Cranes on the skyline define the Gold Coast's relentless appetite for new development.

The Gold Coast's construction and development cycle, the ongoing residential, the commercial, and the tourism infrastructure investment that has characterised the city's growth since the tourism-led development of the 1950s and 1960s and that the successive waves of the apartment tower development, the resort construction, and the master-planned community development have sustained across the market cycles of the boom and the correction that the Gold Coast property market has repeatedly experienced, creates the construction employment and the economic activity that the building industry sustains as one of the largest employment sectors in the Gold Coast economy. The development cycle's latest phase, driven by the south-east Queensland Olympics preparation and the population growth that the interstate migration into the Gold Coast sustains through the lifestyle appeal and the affordability relative to Sydney, is one of the most intense construction periods in the city's history.
The apartment tower development of the Surfers Paradise and the Broadbeach precincts, the high-rise residential and the serviced apartment construction that the ocean view premium and the tourism demand for the Gold Coast accommodation sustain in the market for the investment apartment and the owner-occupier beach lifestyle residence that the tower development format provides at the beach proximity that the Gold Coast buyer premium rewards, creates the skyline that the Gold Coast identity projects as the vertical city on the beach that distinguishes it from the horizontal sprawl of the suburban residential development that surrounds the high-density coastal strip. The tower approvals, sustained by the council's planning policies that support the high-density residential development in the coastal strip and the established centres, create the development pipeline that the construction industry's crane count reflects in the skyline that the ongoing tower construction maintains as the visible measure of the Gold Coast's development activity.

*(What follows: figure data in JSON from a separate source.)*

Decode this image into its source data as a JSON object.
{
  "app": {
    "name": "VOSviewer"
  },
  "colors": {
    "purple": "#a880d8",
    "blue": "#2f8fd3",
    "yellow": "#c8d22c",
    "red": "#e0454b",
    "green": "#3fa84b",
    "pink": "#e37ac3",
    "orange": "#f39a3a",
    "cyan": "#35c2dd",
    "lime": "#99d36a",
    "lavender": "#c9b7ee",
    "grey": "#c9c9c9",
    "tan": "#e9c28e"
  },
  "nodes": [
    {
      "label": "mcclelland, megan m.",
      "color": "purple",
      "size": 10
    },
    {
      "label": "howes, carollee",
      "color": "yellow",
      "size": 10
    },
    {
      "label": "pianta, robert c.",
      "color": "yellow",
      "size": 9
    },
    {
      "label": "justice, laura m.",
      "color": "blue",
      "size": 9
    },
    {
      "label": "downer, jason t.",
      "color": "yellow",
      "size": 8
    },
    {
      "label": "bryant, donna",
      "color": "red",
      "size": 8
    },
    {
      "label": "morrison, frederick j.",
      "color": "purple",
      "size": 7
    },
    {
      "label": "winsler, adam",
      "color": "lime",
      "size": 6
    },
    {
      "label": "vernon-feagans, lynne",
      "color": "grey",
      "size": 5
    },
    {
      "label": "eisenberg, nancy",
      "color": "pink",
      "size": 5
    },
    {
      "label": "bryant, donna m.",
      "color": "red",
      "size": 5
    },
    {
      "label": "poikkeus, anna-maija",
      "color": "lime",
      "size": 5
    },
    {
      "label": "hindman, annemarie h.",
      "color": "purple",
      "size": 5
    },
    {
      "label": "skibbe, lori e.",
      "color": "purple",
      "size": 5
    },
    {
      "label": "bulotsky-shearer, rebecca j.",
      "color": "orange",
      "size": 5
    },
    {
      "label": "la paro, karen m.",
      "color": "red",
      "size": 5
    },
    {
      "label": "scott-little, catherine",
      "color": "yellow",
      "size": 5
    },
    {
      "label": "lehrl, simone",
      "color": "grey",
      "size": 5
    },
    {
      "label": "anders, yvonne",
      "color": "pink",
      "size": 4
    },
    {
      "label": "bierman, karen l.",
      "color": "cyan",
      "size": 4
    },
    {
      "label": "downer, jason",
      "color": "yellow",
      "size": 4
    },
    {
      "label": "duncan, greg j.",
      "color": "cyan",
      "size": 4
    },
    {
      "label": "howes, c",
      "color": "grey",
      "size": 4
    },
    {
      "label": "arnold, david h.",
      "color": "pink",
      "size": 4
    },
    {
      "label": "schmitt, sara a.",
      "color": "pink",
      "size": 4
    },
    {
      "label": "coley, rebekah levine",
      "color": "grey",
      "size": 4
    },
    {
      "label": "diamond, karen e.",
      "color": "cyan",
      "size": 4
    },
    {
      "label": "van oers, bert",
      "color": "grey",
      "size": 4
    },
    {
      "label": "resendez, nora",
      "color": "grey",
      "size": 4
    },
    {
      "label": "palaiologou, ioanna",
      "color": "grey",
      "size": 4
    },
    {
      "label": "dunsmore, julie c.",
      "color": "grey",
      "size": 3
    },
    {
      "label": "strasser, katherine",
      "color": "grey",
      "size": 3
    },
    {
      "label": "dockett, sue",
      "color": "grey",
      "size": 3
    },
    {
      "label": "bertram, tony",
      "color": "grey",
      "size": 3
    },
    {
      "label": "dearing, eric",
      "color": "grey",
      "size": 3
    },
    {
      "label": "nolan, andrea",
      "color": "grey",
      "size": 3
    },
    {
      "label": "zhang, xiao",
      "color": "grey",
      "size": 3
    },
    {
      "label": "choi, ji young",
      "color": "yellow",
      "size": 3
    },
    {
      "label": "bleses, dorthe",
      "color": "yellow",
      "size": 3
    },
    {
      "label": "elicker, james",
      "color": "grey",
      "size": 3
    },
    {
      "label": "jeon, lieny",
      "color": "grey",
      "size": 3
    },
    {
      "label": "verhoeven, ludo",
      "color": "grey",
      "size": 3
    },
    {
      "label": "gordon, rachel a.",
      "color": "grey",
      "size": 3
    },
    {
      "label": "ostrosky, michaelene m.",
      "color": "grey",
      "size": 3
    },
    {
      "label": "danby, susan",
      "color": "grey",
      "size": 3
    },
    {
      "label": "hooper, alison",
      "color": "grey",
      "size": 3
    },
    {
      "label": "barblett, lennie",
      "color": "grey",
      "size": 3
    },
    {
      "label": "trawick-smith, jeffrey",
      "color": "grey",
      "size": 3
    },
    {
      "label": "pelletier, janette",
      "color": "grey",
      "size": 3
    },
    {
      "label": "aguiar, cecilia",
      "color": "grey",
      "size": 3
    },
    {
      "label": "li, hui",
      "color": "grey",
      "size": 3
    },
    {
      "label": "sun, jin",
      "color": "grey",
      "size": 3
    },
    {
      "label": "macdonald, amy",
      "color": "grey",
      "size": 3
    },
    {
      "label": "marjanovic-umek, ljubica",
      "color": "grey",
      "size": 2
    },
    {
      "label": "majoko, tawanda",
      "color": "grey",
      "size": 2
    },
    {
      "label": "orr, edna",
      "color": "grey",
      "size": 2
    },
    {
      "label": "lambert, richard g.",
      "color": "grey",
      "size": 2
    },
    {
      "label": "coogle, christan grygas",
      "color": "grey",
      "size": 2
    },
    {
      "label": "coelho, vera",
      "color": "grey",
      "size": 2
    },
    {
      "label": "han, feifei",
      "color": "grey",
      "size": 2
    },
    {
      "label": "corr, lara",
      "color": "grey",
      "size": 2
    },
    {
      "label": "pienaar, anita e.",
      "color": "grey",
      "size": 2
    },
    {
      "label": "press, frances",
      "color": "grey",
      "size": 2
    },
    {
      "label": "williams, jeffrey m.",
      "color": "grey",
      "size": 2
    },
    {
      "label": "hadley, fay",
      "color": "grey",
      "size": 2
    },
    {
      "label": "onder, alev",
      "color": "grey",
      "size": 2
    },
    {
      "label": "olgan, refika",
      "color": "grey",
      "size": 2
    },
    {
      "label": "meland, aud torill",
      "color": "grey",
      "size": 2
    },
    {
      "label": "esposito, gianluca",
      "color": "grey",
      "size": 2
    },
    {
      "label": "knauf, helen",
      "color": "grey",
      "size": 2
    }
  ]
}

The master-planned community development of the northern and the southern Gold Coast growth corridors, including the Coomera Town Centre development and the Pimpama master-planned residential precincts that the northern Gold Coast growth is being directed to through the transit-oriented development planning around the new Coomera and the Hope Island rail stations, creates the horizontal residential expansion that complements the vertical tower development of the coastal strip with the suburban residential product that the families and the first home buyers who want the ground-level housing and the residential lot that the tower apartments cannot provide are served by in the masterplanned communities of the growth corridors. The infrastructure investment in the schools, the community centres, and the road network that the growth corridor development requires creates the development contribution and the government capital investment that sustains the services for the communities who move into the new precincts before the full infrastructure program is completed.
The commercial development pipeline of the Gold Coast, including the Robina Town Centre expansion, the Broadbeach commercial precinct development, and the Pacific Fair Shopping Centre that the retail anchors sustain, creates the commercial property market that the growing population and the tourism market sustain for the retail, the office, and the hospitality spaces that the commercial development pipeline supplies. The Gold Coast Convention and Exhibition Centre and the surrounding tourism infrastructure, including the hotel development pipeline that the convention market and the leisure tourism require for the accommodation supply that sustains the Gold Coast tourism economy's growth, create the hospitality infrastructure investment that the tourism market drives and that the development industry responds to with the hotel and the resort construction that the convention demand and the leisure tourism growth justify.
This article was compiled by AI from the sources linked above and screened before publishing. See our editorial standards.
Spread the word
About this article
Published by The Daily Gold Coast
Daily brief
Free, in your inbox before 7am. Weekdays.